The same data section can be used, and the output is exactly the same as above.

Readability / maintainability over performance?

One could rightfully raise their voice, and complain, that we made a bad deal, as our model now has twice as many variables and thus, solving it will be slower. That is theoretically true, however:

Excercise for you

The model could be transformed a bit further as well based on the following idea: the fuel level in the tank at a station is simply the level when leaving the last station minus the fuel burned since then. Create a model, that calculates the fuelAtArrival[s] values based on this idea.

A bit of help: in the model, it will be important to refer to the previous station, that is difficult with the above set and parameter definitions.
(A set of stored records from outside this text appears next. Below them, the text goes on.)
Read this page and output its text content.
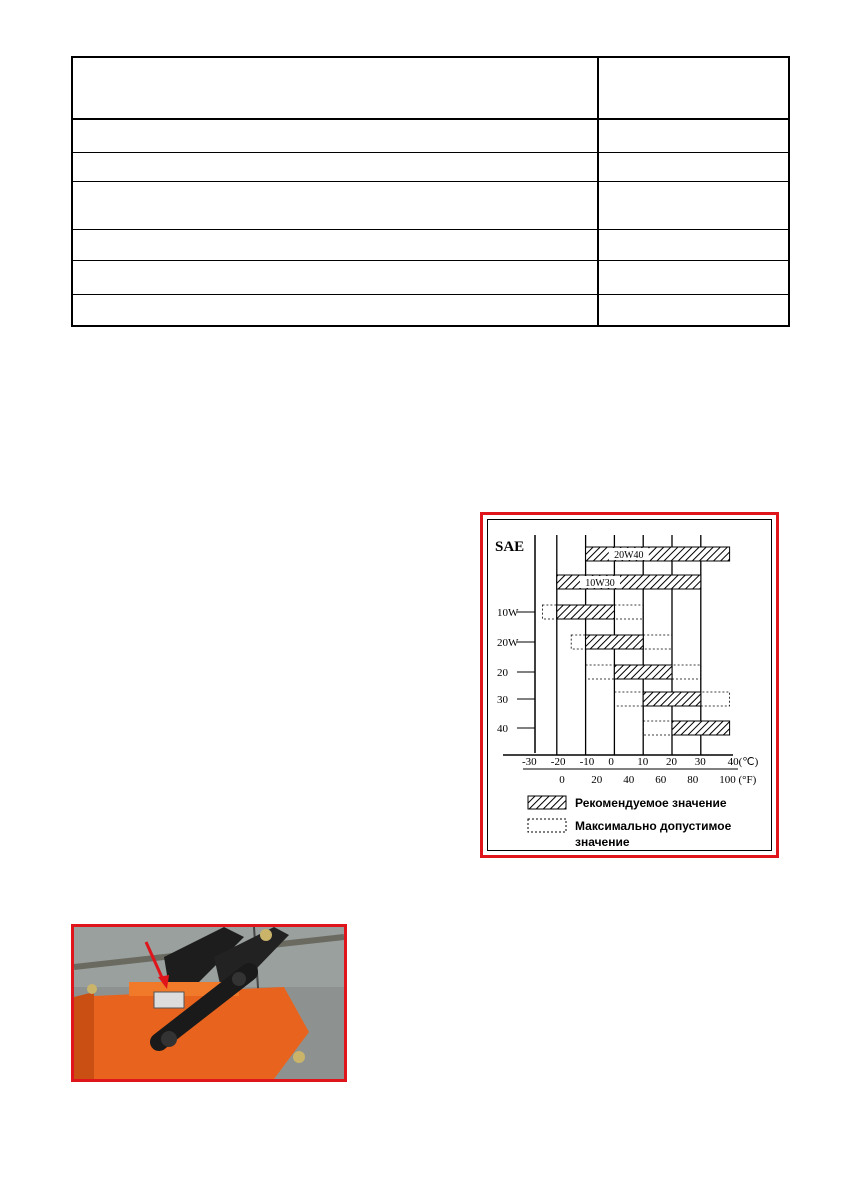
SAE
20W40
10W30
10W
20W
20
30
40
-30 -20 -10 0 10 20 30 40(℃)
0 20 40 60 80 100 (°F)
Рекомендуемое значение
Максимально допустимое
значение
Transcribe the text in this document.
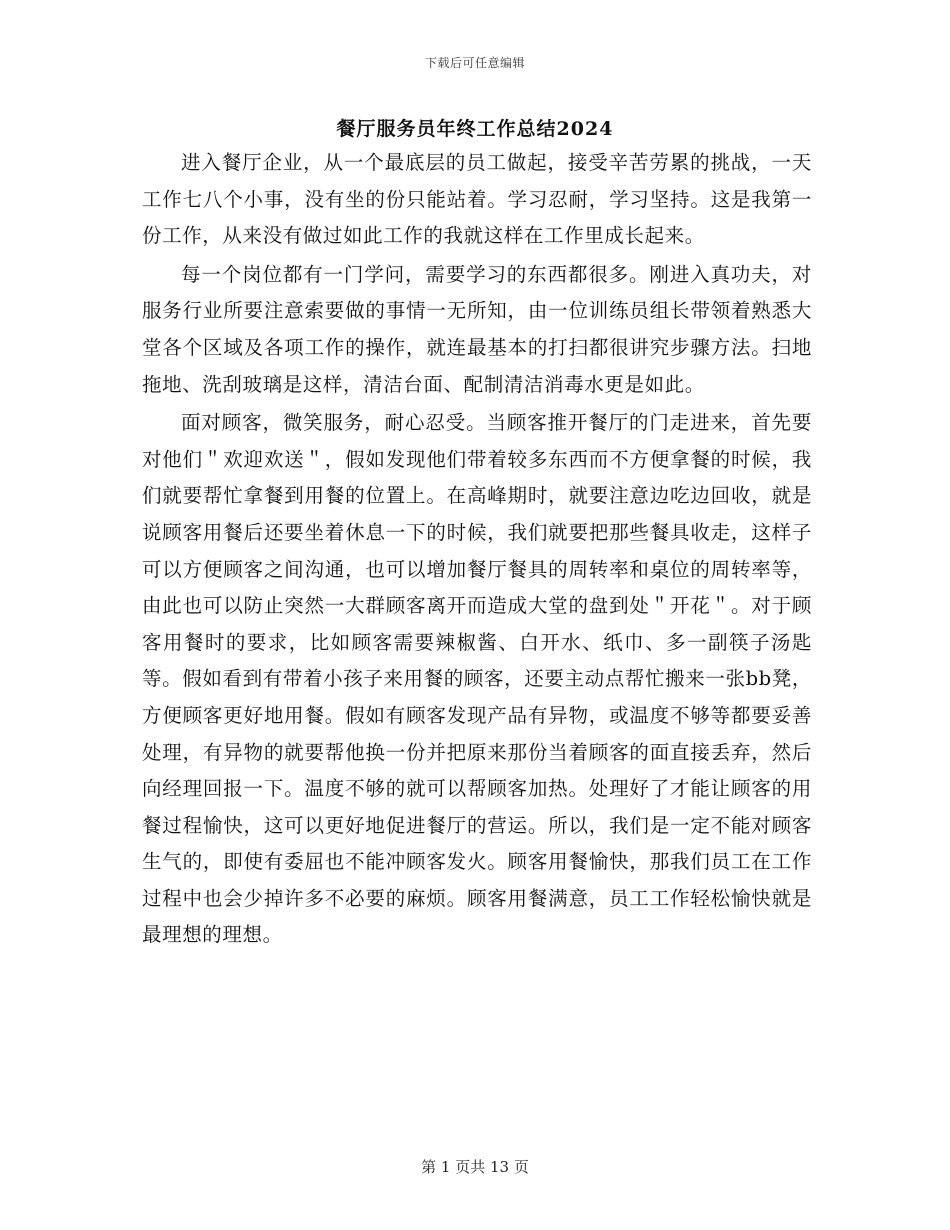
下载后可任意编辑
餐厅服务员年终工作总结2024

进入餐厅企业，从一个最底层的员工做起，接受辛苦劳累的挑战，一天工作七八个小事，没有坐的份只能站着。学习忍耐，学习坚持。这是我第一份工作，从来没有做过如此工作的我就这样在工作里成长起来。

每一个岗位都有一门学问，需要学习的东西都很多。刚进入真功夫，对服务行业所要注意索要做的事情一无所知，由一位训练员组长带领着熟悉大堂各个区域及各项工作的操作，就连最基本的打扫都很讲究步骤方法。扫地拖地、洗刮玻璃是这样，清洁台面、配制清洁消毒水更是如此。

面对顾客，微笑服务，耐心忍受。当顾客推开餐厅的门走进来，首先要对他们＂欢迎欢送＂，假如发现他们带着较多东西而不方便拿餐的时候，我们就要帮忙拿餐到用餐的位置上。在高峰期时，就要注意边吃边回收，就是说顾客用餐后还要坐着休息一下的时候，我们就要把那些餐具收走，这样子可以方便顾客之间沟通，也可以增加餐厅餐具的周转率和桌位的周转率等，由此也可以防止突然一大群顾客离开而造成大堂的盘到处＂开花＂。对于顾客用餐时的要求，比如顾客需要辣椒酱、白开水、纸巾、多一副筷子汤匙等。假如看到有带着小孩子来用餐的顾客，还要主动点帮忙搬来一张bb凳，方便顾客更好地用餐。假如有顾客发现产品有异物，或温度不够等都要妥善处理，有异物的就要帮他换一份并把原来那份当着顾客的面直接丢弃，然后向经理回报一下。温度不够的就可以帮顾客加热。处理好了才能让顾客的用餐过程愉快，这可以更好地促进餐厅的营运。所以，我们是一定不能对顾客生气的，即使有委屈也不能冲顾客发火。顾客用餐愉快，那我们员工在工作过程中也会少掉许多不必要的麻烦。顾客用餐满意，员工工作轻松愉快就是最理想的理想。

第 1 页共 13 页
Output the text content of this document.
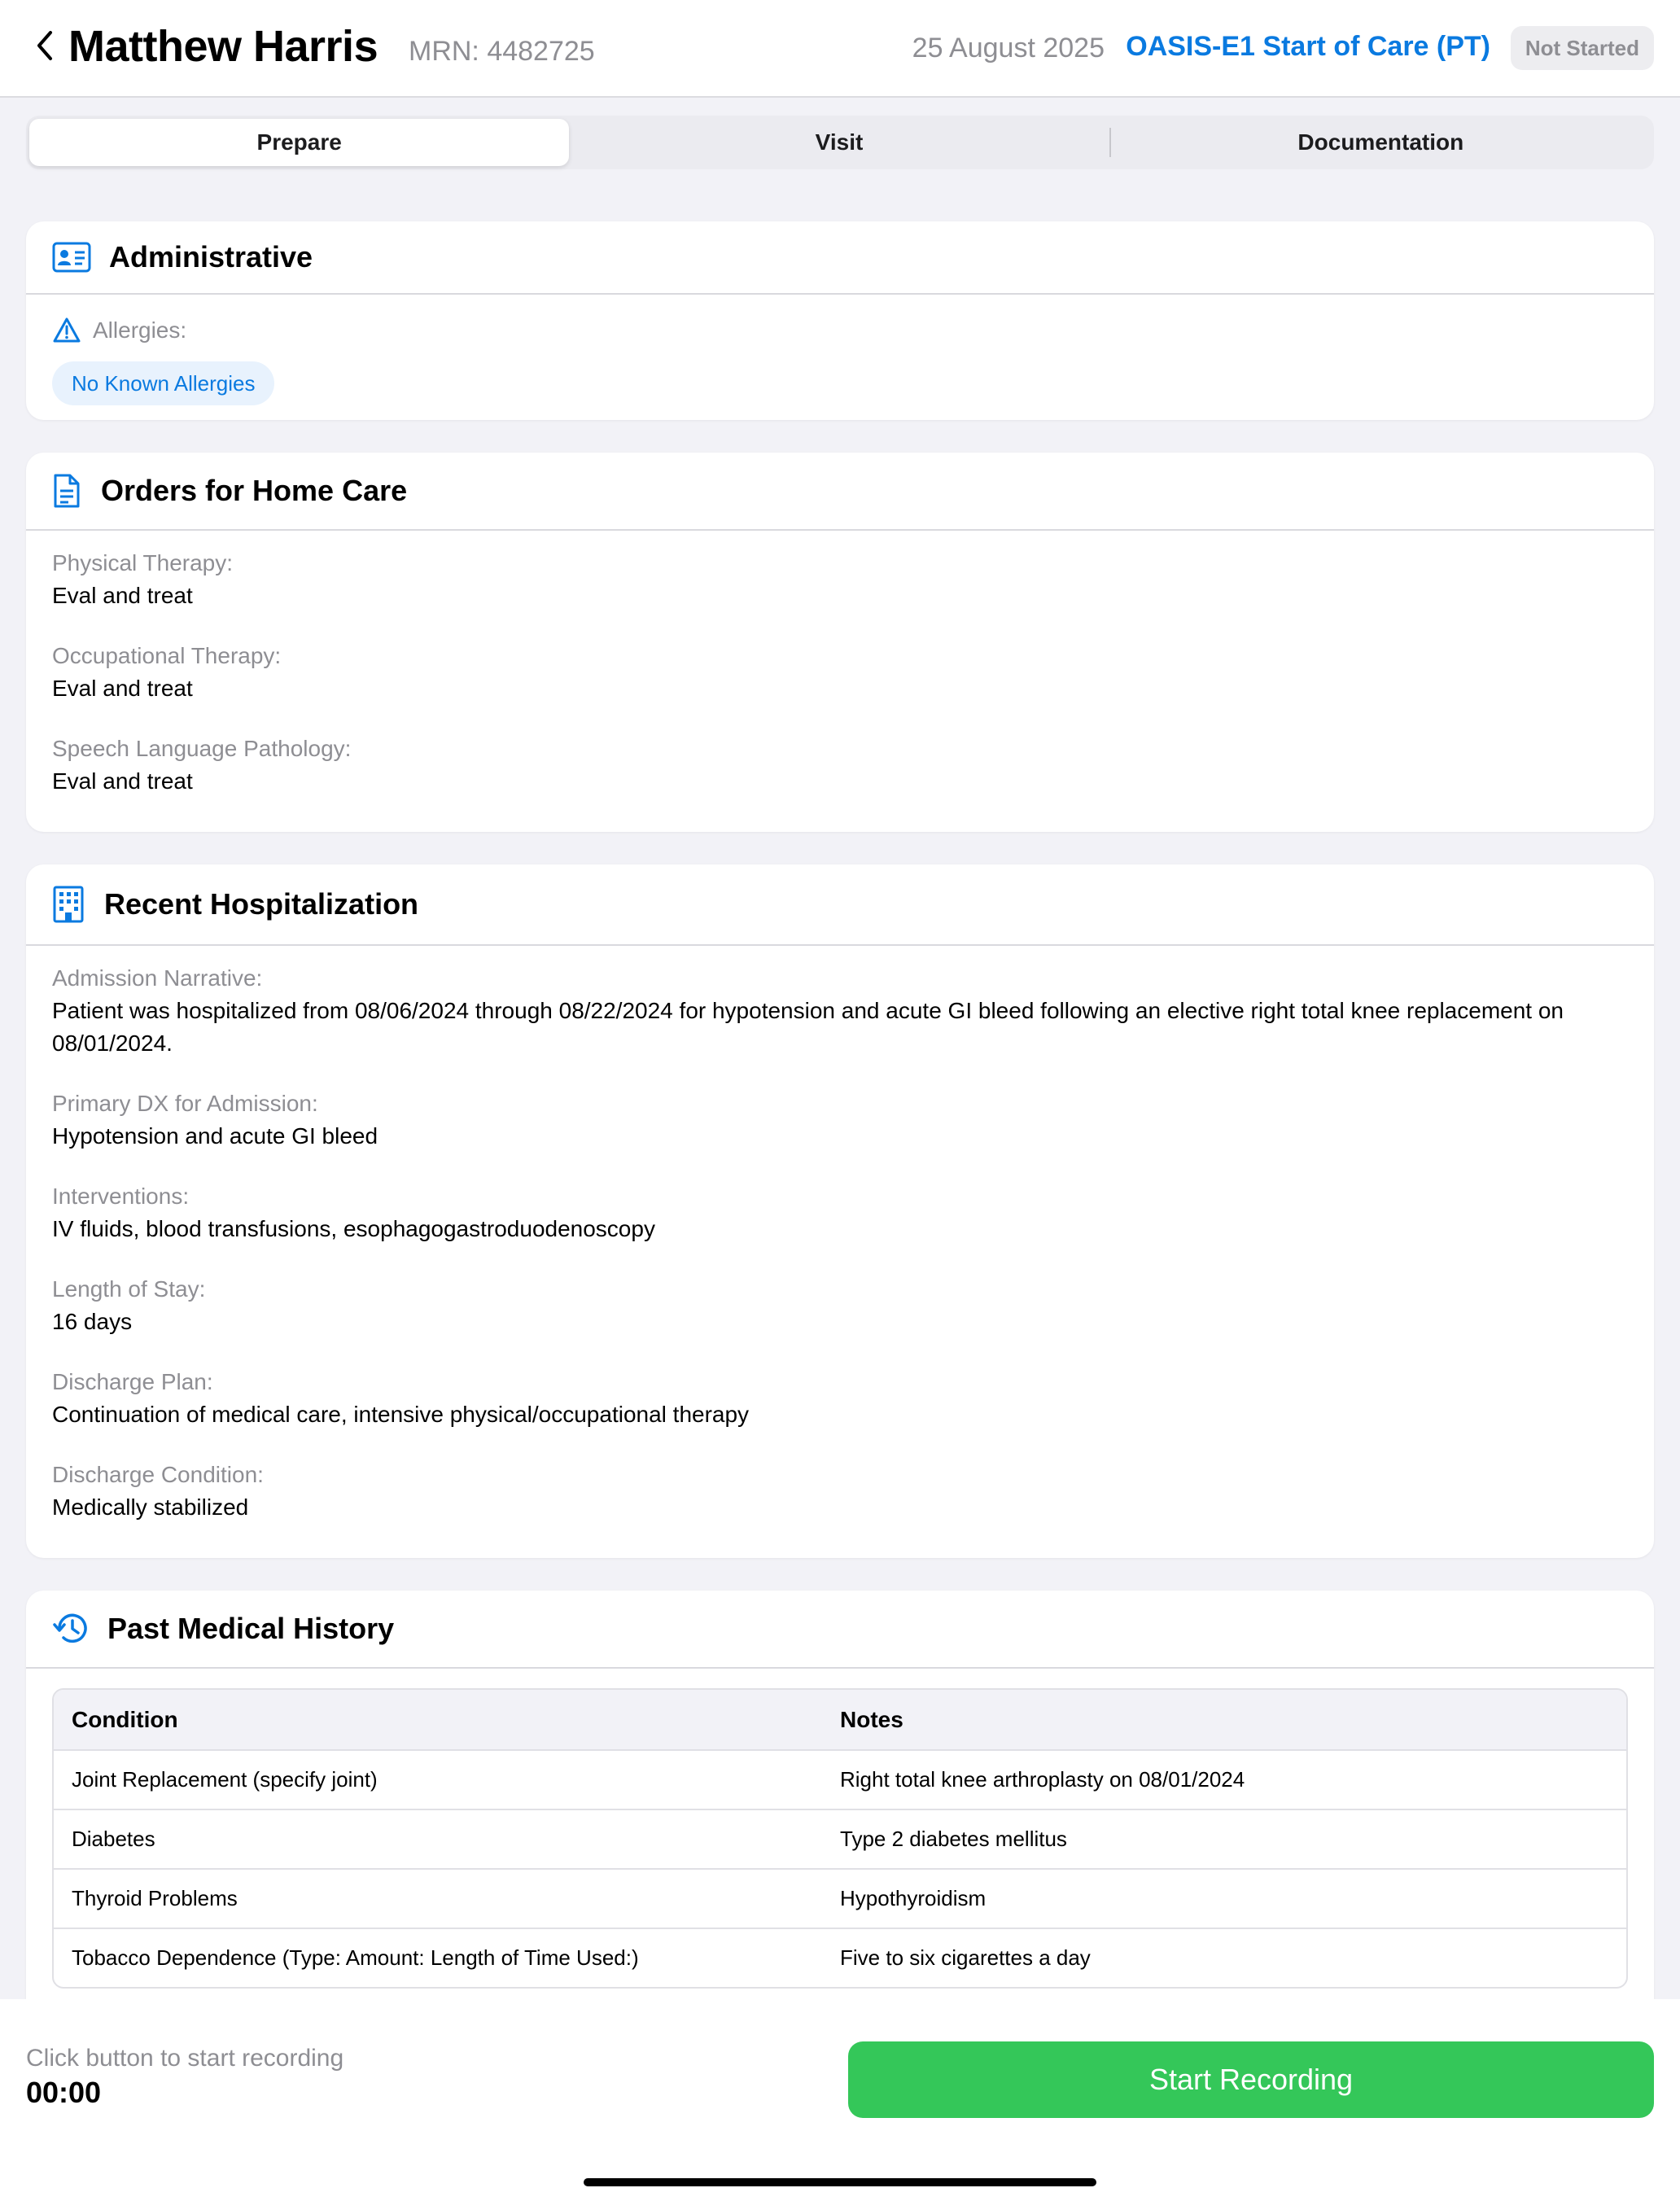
Matthew Harris MRN: 4482725	25 August 2025 OASIS-E1 Start of Care (PT)	Not Started
Prepare	Visit	Documentation
Administrative
Allergies:
No Known Allergies
Orders for Home Care
Physical Therapy:
Eval and treat
Occupational Therapy:
Eval and treat
Speech Language Pathology:
Eval and treat
Recent Hospitalization
Admission Narrative:
Patient was hospitalized from 08/06/2024 through 08/22/2024 for hypotension and acute GI bleed following an elective right total knee replacement on 08/01/2024.
Primary DX for Admission:
Hypotension and acute GI bleed
Interventions:
IV fluids, blood transfusions, esophagogastroduodenoscopy
Length of Stay:
16 days
Discharge Plan:
Continuation of medical care, intensive physical/occupational therapy
Discharge Condition:
Medically stabilized
Past Medical History
Condition	Notes
Joint Replacement (specify joint)	Right total knee arthroplasty on 08/01/2024
Diabetes	Type 2 diabetes mellitus
Thyroid Problems	Hypothyroidism
Tobacco Dependence (Type: Amount: Length of Time Used:)	Five to six cigarettes a day
Click button to start recording
00:00	Start Recording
Changing the form of the input data to the following can solve this issue:

    param stationCount;
    set Stations:=1..stationCount;
    param stationName{Stations} symbolic;
  
and in the data section:
    param stationCount := 22;
    param:
          stationName   distance  fuelPrice :=
      1   Algeria1      320       100
      2   Algeria2      840       90
      3   Algeria3      1350      70
      4   Algeria4      2000      80
      ...
  


Final notes

The purpose of this lecture was to introduce a new modeling technique that can often make our models much simpler.